Chapter 3-5 Comparison of Linear Regression with K-Nearest Neighbors

Concepts and data from "An Introduction to Statistical Learning, with applications in R" (Springer, 2013) with permission from the authors: G. James, D. Witten, T. Hastie and R. Tibshirani " available at www.StatLearning.com.

For Tables reference see http://data8.org/datascience/tables.html


In [17]:
# HIDDEN
# For Tables reference see http://data8.org/datascience/tables.html
# This useful nonsense should just go at the top of your notebook.
from datascience import *
%matplotlib inline
import matplotlib.pyplot as plots
import numpy as np
from sklearn import linear_model
plots.style.use('fivethirtyeight')
plots.rc('lines', linewidth=1, color='r')
from ipywidgets import interact, interactive, fixed
import ipywidgets as widgets
# datascience version number of last run of this notebook
version.__version__


import sys
sys.path.append("..")
from ml_table import ML_Table

import locale
locale.setlocale( locale.LC_ALL, 'en_US.UTF-8' )


Out[17]:
'en_US.UTF-8'

Non-parametric methods do not explicitly assume a parametric form for f(X), and thereby provide an alternative and more flexible approach for performing regression. Here we consider one of the simplest and best-known non-parametric methods, K-nearest neighbors regression (KNN regression).

1D linear case


In [18]:
# Synthetic data generator
n = 20
eps=1
test1d_lin = ML_Table().with_column('x', np.arange(0, 10, 10/n))
test1d_lin['Y'] = test1d_lin.apply(lambda x: 0.3 + 2.1*x, 'x') + eps*np.random.normal(size=n)
#test1d_lin.scatter('x')

In [19]:
# Observe the behavior of knn regression for various n_neighbors
# note the stairstep between points
# increasing neighbors can introduce bias near discontinuities, i.e., ends
# but small k tracks the noise too heavily
k = 3
knn_mdl = test1d_lin.knn_regression('Y', n_neighbors=k)
ax = test1d_lin.plot_fit('Y', knn_mdl )
# note k=1 the perfect fit at the sample points in the absence of noise
print("knn RSS", k, test1d_lin.RSS_model('Y', knn_mdl))

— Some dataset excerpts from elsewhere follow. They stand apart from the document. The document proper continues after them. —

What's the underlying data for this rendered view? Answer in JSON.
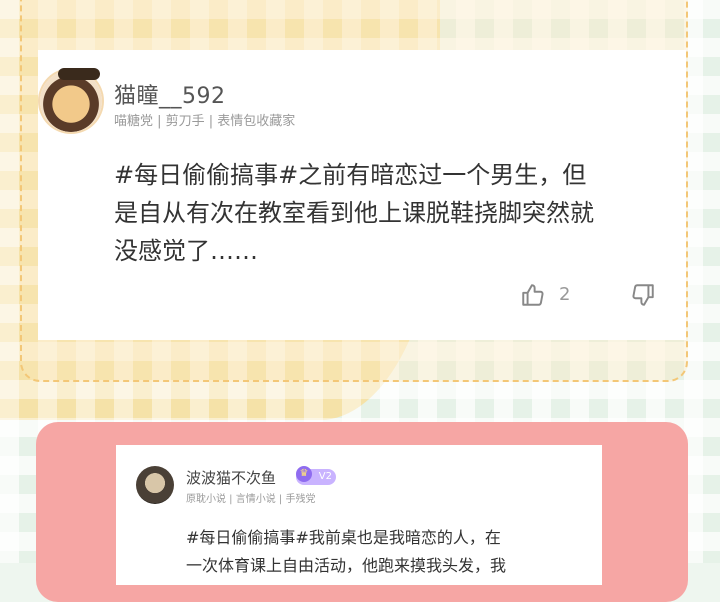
{
  "post1": {
    "username": "猫瞳__592",
    "tags": "喵糖党 | 剪刀手 | 表情包收藏家",
    "content_line1": "#每日偷偷搞事#之前有暗恋过一个男生，但",
    "content_line2": "是自从有次在教室看到他上课脱鞋挠脚突然就",
    "content_line3": "没感觉了……",
    "like_count": "2"
  },
  "post2": {
    "username": "波波猫不次鱼",
    "badge": "V2",
    "tags": "原耽小说 | 言情小说 | 手残党",
    "content_line1": "#每日偷偷搞事#我前桌也是我暗恋的人，在",
    "content_line2": "一次体育课上自由活动，他跑来摸我头发，我"
  },
  "colors": {
    "yellow_bg": "#f5e2a8",
    "green_bg": "#e6f2e8",
    "pink_frame": "#f6a6a4",
    "badge_purple": "#8f6cf0"
  }
}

# Compare with linear model on linear data
lin_mdl = test1d_lin.regression('Y')
ax = test1d_lin.plot_fit('Y', lin_mdl)
print("lin RSS", test1d_lin.RSS_model('Y', lin_mdl))


knn RSS 3 9.59785363099
lin RSS 11.7598745767

Non-linear data


In [20]:
def sigmoid(x):
    return x/((1+x**2)**0.5)

In [21]:
nn = 20
neps = 0.1
test1d = ML_Table().with_column('x', (np.arange(nn)-nn/2)*5/nn)
test1d['Y'] = test1d.apply(lambda x: sigmoid(x), 'x') + neps*np.random.normal(size=nn)

In [22]:
# knn tracks non-linearity
# note the error introduced near zero
# what happens with high k?
nk = 3
ax = test1d.plot_fit('Y', test1d.knn_regression('Y', n_neighbors=nk))
# Compare with linear model on non-linear data
ax = test1d.plot_fit('Y', test1d.regression('Y'))


Multidimensional


In [23]:
n = 6
test_data = ML_Table(["x1", "x2"]).with_rows([(i,j) for i in range(n) for j in range(n)])
test_data['Y'] = test_data.apply(lambda x1, x2: x1+2*x2, ['x1', 'x2'])
test_data


Out[23]:
x1 x2 Y
0 0 0
0 1 2
0 2 4
0 3 6
0 4 8
0 5 10
1 0 1
1 1 3
1 2 5
1 3 7

... (26 rows omitted)


In [24]:
kmdl_1 = test_data.knn_regression('Y', n_neighbors=1)
ax = test_data.plot_fit('Y', kmdl_1, width=8, height=6)



In [25]:
kmdl_9 = test_data.knn_regression('Y', n_neighbors=9)
ax = test_data.plot_fit('Y', kmdl_9, width=8, height=6)



In [26]:
ML_Table._plot_wireframe(kmdl_1, 0, 4, 0, 4, n=40, x_label="x1")


Out[26]:
<matplotlib.axes._subplots.Axes3DSubplot at 0x11215fda0>

In [27]:
ML_Table._plot_wireframe(kmdl_9, 0, 4, 0, 4, n=40, x_label="x1")


Out[27]:
<matplotlib.axes._subplots.Axes3DSubplot at 0x1122b27f0>

In [28]:
def simdata2D(n, f, eps, low, high):
    s_tbl = ML_Table(["x", "y"]).with_rows([(i,j) for i in np.arange(low, high, (high-low)/n) for j in np.arange(low, high, (high-low)/n)])#
    s_tbl['z'] = s_tbl.apply(f, ['x', 'y']) + eps*(np.random.rand(n**2)-0.5)
    return s_tbl

In [29]:
def fun2(x, y):
    return sigmoid(x)*2 + sigmoid(y)*3

In [30]:
ML_Table._plot_wireframe(fun2, -2, 2, -2, 2, 10)


Out[30]:
<matplotlib.axes._subplots.Axes3DSubplot at 0x116f2c080>

In [31]:
s2d = simdata2D(10, fun2, 0, -2, 2)
ax = s2d.plot_fit('z', None)



In [32]:
smdl = s2d.knn_regression('z', n_neighbors=3)
ax = s2d.plot_fit('z', smdl, width=8, height=6)



In [ ]: